Can I jump in on this one please? I have been doing a lot of reading around on various websites for a good "hybrid" bike to use for work (in truth, I just want something light, sturdy and with a good gear range as Lancaster has some pretty mean inclines). Have been looking at the GT Transeo 5 which is going for £250 from Evans, the Kona Dew Plus (2009) which is going for £299 from winstanleysbikes.co.uk or the Dawes Discovery 301 which is on at £237 from Bikes2udirect. My gut tells me to go for the GT for some reason (I really dont know, it just seems a really good bike at a good price at the moment) but the Kona Dew Plus also looks tempting. I only want to do about 50 miles a week for going to and from work and the odd ride out at weekend and so dont want to spend a fortune just yet. Anyone have any advice or experience on those bikes (or even new suggestions ?)


----------



## Llama (9 Mar 2010)

+1 for ebc courier, they are great bikes love mine


----------



## Sailorchick (10 Mar 2010)

I've got a carrera subway, been commuting on it for a year now, and it does me fine. Only thing I've changed on it is the brake pads and added bar ends. Mine was set up by Halfords originally and tweaked by my husband and the only times I've had problems with it are when I haven't given it any tlc that month.


----------



## Paulq (10 Mar 2010)

Plague said:


> Can I jump in on this one please? I have been doing a lot of reading around on various websites for a good "hybrid" bike to use for work (in truth, I just want something light, sturdy and with a good gear range as Lancaster has some pretty mean inclines). Have been looking at the GT Transeo 5 which is going for £250 from Evans, the Kona Dew Plus (2009) which is going for £299 from winstanleysbikes.co.uk or the Dawes Discovery 301 which is on at £237 from Bikes2udirect. My gut tells me to go for the GT for some reason (I really dont know, it just seems a really good bike at a good price at the moment) but the Kona Dew Plus also looks tempting. I only want to do about 50 miles a week for going to and from work and the odd ride out at weekend and so dont want to spend a fortune just yet. Anyone have any advice or experience on those bikes (or even new suggestions ?)
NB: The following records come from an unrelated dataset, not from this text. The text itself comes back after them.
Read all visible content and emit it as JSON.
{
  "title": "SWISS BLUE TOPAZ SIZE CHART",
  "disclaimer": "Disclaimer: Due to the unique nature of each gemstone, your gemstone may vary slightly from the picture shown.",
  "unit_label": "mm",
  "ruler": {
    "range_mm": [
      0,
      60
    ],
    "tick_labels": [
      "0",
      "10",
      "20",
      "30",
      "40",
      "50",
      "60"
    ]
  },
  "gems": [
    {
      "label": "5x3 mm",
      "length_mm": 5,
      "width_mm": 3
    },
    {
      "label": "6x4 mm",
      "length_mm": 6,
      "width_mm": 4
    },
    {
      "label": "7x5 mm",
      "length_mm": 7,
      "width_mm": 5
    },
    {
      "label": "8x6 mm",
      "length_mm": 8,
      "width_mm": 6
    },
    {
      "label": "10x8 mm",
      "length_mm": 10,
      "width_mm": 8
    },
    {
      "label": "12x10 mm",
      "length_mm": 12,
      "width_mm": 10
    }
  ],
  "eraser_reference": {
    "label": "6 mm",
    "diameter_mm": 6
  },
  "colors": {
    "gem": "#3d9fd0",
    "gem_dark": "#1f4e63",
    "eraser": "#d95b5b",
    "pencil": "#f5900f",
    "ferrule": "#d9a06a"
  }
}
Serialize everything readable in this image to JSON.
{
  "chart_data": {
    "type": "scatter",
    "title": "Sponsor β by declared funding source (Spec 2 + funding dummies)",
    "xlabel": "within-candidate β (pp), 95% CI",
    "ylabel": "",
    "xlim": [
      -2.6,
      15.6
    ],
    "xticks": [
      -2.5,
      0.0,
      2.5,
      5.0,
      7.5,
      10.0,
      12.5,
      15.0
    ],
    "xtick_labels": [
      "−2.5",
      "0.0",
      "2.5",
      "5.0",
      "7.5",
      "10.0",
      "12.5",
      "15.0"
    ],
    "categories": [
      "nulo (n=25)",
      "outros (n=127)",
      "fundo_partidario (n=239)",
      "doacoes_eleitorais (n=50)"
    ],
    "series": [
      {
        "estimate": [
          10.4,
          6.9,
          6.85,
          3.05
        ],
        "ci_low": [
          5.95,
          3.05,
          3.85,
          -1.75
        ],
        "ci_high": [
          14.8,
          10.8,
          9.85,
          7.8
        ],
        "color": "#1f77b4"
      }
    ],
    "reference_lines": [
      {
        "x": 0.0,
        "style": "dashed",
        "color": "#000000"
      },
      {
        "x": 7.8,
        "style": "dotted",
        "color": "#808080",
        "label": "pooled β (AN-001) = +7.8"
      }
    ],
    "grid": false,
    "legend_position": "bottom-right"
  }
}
I have a GT Transeo 4 from 2008 which I haven't actually done very much on and am about to start commuting. It's actually a really nice bike and recommended - I think I'll just end up with something a bit more 'urban'. Would recommend it.


----------



## g00se (11 Mar 2010)

Hi,

I have the Kona Dew Plus 2009 and can highly recommend it.


----------



## Plague (11 Mar 2010)

g00se said:


> Hi,
> 
> I have the Kona Dew Plus 2009 and can highly recommend it.



See that was my second favorite behind the GT Transeo 5. I am probably going to plumb for one of those two, the only thing leading me towards the GT is that its got £50 off at Evans at the moment. Although the Kona Dew has got disc brakes and it is a very nice looking bike. 

I really can seem me mulling this over for a while you know. Im the worlds biggest pain in the posterior when making purchases.


----------